Enhanced room-temperature electromechanical coupling in the equimolar lead-free ferroelectric solid solution of barium zirconate titanate and barium calcium titanate is attributed to the existence of an intermediate morphotropic phase region. Initial studies suggested that the existence of a polar orthorhombic phase in the morphotropic region between terminal solid solutions of rhombohedral barium zirconate titanate and tetragonal barium calcium titanate causes this enhancement. However, recent experiments suggest the coexistence of two or more of these phases in the morphotropic region. Such coexistence can often arise due to changes in anisotropy in electrostriction. To understand the effect of anisotropy in electrostriction on the stability of these phases and the consequent polarization switching characteristics in the equimolar solid solution, we performed systematic phase-field simulations of domain evolution to the steady state in this system under stress-free conditions as a function of anisotropy in electrostriction defined by Qz = 2Q44/(Q11- Q12), where Q11, Q12, and Q44 are the independent coefficients of the electrostriction tensor (expressed using Voigt notation).
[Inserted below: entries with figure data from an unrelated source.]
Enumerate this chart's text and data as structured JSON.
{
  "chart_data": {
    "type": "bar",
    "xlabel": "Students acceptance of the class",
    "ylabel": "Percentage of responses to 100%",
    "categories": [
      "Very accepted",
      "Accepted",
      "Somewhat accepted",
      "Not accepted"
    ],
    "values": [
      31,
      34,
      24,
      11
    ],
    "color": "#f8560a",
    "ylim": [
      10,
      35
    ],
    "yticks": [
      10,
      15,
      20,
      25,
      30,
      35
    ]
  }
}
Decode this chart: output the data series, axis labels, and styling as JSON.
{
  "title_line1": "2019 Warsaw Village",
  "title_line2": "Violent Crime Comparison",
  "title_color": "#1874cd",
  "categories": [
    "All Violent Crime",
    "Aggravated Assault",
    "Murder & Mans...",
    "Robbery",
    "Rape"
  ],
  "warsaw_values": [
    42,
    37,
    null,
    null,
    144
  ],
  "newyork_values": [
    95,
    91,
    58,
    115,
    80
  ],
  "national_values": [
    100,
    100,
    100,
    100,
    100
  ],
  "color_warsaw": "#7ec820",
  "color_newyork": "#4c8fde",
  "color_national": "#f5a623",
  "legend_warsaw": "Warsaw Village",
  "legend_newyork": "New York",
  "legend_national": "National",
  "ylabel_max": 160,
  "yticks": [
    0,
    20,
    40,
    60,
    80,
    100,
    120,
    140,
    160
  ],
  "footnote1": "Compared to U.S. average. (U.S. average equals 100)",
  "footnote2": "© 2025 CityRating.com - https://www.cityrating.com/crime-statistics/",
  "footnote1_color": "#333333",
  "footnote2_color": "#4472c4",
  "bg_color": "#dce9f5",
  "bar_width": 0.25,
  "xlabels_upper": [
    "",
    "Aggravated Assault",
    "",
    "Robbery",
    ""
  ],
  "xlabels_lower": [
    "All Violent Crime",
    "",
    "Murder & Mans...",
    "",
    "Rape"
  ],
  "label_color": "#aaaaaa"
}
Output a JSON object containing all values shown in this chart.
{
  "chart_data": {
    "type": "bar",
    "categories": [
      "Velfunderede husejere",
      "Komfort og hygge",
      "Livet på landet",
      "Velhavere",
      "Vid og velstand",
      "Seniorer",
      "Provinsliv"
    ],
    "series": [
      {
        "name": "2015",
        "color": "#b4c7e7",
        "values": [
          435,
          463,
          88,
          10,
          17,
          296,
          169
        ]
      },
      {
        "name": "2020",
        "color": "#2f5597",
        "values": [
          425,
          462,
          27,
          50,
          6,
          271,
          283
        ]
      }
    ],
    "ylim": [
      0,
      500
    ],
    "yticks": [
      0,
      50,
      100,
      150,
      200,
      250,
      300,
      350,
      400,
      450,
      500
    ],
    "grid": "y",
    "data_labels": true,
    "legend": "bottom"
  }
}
Our results show a systematic reduction in polarization anisotropy with increasing Qz. For example, a single-phase configuration consisting of orthorhombic variants corresponding to isotropic electrostrictive moduli (Qz = 1) transforms to a three-phase configuration containing tetragonal, orthorhombic, and rhombohedral variants when the moduli show strong anisotropy (Qz = 2.5). We use the effective in-plane and out-of-plane piezoelectric coefficients and their ratio as a measure of the electromechanical switching characteristics. Unlike polarization anisotropy behavior, these characteristics do not exhibit such monotonic behavior. The effective piezo coefficients depend not only on the number of coexisting polar phases but also on their spatial configuration with respect to the applied field. Our predictions pertaining to the coexistence of tetragonal and orthorhombic variants and the corresponding effective out-of-plane piezoelectric coefficient show good agreement with experimental findings. We also discuss how clamped or constrained conditions can modify the phase stability observed under stress-free conditions.